The prospect of a drive—a “test drive,” that was the first term that came to mind—with my father behind the wheel of a sports convertible expressed itself as a heavy sensation in the pit of my stomach. But we were already seated, and he had already started the engine and gunned it a few times before moving the shift to S.
“You should have seen the neighbors’ faces the first time I parked this baby in front of the house,” he said, braking for the first of many speed bumps on Pythagorasstraat and then turning a little too fast, a little too sportily, down Copernicusstraat. “They didn’t say anything, of course not, but I could see them thinking: Wife barely dead and in her grave, widower goes on a spree. Well, ever since that first time I always gun it hard before I drive off. Let them think whatever they want, I really don’t give a shit anymore.”
I kept my mouth shut.

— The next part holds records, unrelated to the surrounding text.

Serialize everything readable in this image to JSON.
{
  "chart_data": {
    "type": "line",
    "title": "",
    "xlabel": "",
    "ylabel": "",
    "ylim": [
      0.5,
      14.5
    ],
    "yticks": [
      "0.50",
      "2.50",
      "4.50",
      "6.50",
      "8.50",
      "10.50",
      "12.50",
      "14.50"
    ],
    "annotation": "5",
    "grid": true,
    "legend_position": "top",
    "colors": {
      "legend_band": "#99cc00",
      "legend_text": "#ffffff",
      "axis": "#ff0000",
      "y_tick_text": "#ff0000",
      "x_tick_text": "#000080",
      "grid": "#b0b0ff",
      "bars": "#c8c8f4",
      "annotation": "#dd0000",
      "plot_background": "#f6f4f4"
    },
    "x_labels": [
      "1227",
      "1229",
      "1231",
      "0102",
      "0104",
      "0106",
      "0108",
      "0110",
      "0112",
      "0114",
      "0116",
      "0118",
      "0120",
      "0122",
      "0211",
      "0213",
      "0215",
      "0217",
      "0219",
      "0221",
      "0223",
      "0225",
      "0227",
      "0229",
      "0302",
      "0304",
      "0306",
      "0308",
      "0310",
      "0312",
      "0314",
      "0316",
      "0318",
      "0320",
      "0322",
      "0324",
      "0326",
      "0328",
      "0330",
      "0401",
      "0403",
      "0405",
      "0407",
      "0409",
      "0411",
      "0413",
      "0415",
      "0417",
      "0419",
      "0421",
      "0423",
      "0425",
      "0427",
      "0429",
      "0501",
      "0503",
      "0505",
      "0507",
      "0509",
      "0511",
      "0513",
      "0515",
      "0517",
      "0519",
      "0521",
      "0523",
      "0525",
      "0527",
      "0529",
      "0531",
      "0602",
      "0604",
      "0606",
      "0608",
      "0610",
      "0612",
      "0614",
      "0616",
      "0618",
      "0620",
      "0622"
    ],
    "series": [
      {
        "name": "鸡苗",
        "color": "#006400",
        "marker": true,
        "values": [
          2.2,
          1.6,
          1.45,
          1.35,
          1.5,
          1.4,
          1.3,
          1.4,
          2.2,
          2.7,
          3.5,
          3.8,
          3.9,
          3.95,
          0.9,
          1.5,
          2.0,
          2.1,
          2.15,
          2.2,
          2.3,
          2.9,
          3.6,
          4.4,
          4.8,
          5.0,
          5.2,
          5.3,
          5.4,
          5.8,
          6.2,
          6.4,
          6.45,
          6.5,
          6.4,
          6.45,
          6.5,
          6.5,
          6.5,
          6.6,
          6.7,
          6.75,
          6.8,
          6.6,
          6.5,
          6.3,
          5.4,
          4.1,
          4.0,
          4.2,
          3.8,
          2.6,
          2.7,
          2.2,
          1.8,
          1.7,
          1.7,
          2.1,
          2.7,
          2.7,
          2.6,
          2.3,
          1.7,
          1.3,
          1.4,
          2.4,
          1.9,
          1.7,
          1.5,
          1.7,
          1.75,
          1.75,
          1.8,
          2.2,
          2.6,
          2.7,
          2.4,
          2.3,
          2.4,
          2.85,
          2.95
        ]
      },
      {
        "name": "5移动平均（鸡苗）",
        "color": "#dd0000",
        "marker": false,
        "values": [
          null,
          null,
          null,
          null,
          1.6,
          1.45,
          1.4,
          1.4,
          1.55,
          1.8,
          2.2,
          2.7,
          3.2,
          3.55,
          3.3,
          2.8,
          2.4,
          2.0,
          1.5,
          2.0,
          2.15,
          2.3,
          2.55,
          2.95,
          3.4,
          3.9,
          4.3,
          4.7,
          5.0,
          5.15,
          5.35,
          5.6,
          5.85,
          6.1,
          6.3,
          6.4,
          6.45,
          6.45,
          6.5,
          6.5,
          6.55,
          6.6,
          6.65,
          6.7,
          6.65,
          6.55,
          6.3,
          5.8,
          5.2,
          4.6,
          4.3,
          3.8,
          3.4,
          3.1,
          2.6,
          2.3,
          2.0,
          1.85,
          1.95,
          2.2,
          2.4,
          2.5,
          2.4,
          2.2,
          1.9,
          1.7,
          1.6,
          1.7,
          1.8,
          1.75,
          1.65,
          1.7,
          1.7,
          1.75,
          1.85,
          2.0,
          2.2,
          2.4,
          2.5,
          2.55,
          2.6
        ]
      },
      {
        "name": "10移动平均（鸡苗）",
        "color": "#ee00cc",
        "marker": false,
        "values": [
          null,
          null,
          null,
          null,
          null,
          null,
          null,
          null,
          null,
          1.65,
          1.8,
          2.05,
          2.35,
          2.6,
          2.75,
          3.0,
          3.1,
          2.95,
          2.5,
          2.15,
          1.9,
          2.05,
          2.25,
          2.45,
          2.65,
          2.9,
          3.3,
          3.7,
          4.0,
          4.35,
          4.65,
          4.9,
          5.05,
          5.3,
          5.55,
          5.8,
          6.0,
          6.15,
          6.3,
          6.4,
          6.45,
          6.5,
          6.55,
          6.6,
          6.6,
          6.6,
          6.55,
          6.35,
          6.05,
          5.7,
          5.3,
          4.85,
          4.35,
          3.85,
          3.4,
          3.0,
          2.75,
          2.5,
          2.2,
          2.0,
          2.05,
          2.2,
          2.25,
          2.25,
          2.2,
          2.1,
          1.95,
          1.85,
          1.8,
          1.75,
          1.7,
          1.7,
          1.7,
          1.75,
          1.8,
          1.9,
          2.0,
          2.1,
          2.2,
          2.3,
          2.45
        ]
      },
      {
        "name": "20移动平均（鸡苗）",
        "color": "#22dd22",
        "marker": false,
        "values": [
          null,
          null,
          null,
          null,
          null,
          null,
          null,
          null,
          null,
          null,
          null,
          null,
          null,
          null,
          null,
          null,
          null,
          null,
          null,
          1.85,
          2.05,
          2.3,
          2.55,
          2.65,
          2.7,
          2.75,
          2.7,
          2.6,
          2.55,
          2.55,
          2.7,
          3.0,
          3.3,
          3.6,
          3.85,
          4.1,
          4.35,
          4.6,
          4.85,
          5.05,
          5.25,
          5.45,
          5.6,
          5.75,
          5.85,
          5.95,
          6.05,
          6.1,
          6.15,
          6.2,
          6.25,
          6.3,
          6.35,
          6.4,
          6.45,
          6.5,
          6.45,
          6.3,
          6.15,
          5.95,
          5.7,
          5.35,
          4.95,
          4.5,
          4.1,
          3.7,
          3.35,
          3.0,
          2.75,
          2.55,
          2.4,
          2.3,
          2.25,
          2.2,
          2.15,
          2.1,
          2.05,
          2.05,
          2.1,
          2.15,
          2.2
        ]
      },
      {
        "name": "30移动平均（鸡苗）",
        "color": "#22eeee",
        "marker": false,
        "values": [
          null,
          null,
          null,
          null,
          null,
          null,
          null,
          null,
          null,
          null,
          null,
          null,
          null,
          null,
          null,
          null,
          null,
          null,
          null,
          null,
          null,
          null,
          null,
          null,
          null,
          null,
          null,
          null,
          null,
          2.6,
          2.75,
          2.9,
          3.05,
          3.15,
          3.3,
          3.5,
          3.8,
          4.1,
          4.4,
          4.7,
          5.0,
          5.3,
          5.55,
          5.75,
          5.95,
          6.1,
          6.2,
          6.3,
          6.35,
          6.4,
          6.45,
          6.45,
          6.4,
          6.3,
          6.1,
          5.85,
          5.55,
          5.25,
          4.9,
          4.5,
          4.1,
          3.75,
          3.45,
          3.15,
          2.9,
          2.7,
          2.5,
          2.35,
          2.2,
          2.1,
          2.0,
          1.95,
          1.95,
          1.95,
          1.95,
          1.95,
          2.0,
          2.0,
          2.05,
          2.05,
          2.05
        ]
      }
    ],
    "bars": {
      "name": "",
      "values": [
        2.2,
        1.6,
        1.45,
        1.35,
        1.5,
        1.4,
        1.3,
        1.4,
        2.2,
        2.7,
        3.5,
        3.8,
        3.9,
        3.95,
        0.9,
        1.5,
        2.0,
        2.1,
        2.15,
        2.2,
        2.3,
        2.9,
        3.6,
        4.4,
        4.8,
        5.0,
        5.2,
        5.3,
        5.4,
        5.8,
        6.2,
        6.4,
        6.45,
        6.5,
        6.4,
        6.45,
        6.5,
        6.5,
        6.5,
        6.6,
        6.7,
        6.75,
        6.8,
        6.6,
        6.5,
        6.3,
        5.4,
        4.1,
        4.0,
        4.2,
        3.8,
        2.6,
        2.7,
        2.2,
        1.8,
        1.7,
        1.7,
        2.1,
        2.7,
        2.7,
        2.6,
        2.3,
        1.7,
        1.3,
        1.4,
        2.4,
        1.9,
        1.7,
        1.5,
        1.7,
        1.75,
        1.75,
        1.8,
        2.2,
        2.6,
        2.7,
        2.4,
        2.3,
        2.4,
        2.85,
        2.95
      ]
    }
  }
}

I thought about the last time I’d had lunch with my mother at Oriental City, when she’d told me about my father and his dream of buying a new car; a dream she had laughed off at the time as typical of a ninety-four-year-old adolescent who had never grown up.
“I thought you said just a spin around the block,” I said as he rounded Galileïplantsoen and pulled out onto Wethouder Frankeweg.
“No use in that, my boy,” he said. “With all those fucking speed bumps, you can’t tell what this baby is really capable of. If you want a horse to gallop you have to let it run, that’s what I always say.”
On Middenweg he gave it a little more gas, and I felt my head being pushed back against the headrest as we shot ahead, past Oosterbegraafplaats cemetery and Betondorp, and then up the entrance ramp to the ring road. “He can smell the open road now, buddy,” he said, slapping my knee.
It was rush hour: to my considerable relief, traffic in all four lanes was moving at a crawl.
“Goddamn it!” he shouted, smacking the steering wheel with the heel of his hand. With two brusque jerks on the wheel he swung the car out into
the middle lane, right in front of a truck that honked and flashed its brights. “We’re in Holland, of course, I forgot about that for a moment. Around here the horses are confined to their stalls. Cruelty to animals, that’s what it is.”
A few hundred meters farther, the neon traffic indicators above the road began to blink: 50. Within seconds, we came to a complete halt. My father sighed deeply.
“I’ve been thinking,” he said. “I’ve thought about it. About my birthday, I mean.”
“Yeah?”
“I’ve decided to make one grand, sweeping gesture. To celebrate life one last time, life the way it ought to be lived. Next week I’m going to drive down to France. To the same hotel where your mother and I spent so many happy vacations in the last twenty years. In style. I mean: I’m going to drive there in style, hence this car. Your mother would have disapproved of my buying it anyway. Am I right, or am I right?”
I stared straight ahead, at the motionless sea of cars; above the neon indicators, the sky was turning a dark gray.
“I’m going to do some hiking there, for a week,” he went on. “Have some nice meals, a good bottle of wine every day. But I won’t tell them. I won’t tell anyone there that it’s my birthday. Otherwise they may show up with a birthday cake. Or they’ll think I’m to be pitied. They’ll probably think that anyway. I’m not sure how I’m going to handle it, not yet. They’ve known us for years. That nice, vivacious old couple. I think I’ll just give it to them straight. I’m on my own this year. My wife died, I’m sorry to say. To be honest, I’m kind of looking forward to that. To those somber faces. The waiters and the hotel owner, mumbling their condolences in French. Maybe after that they’ll leave me alone a bit.”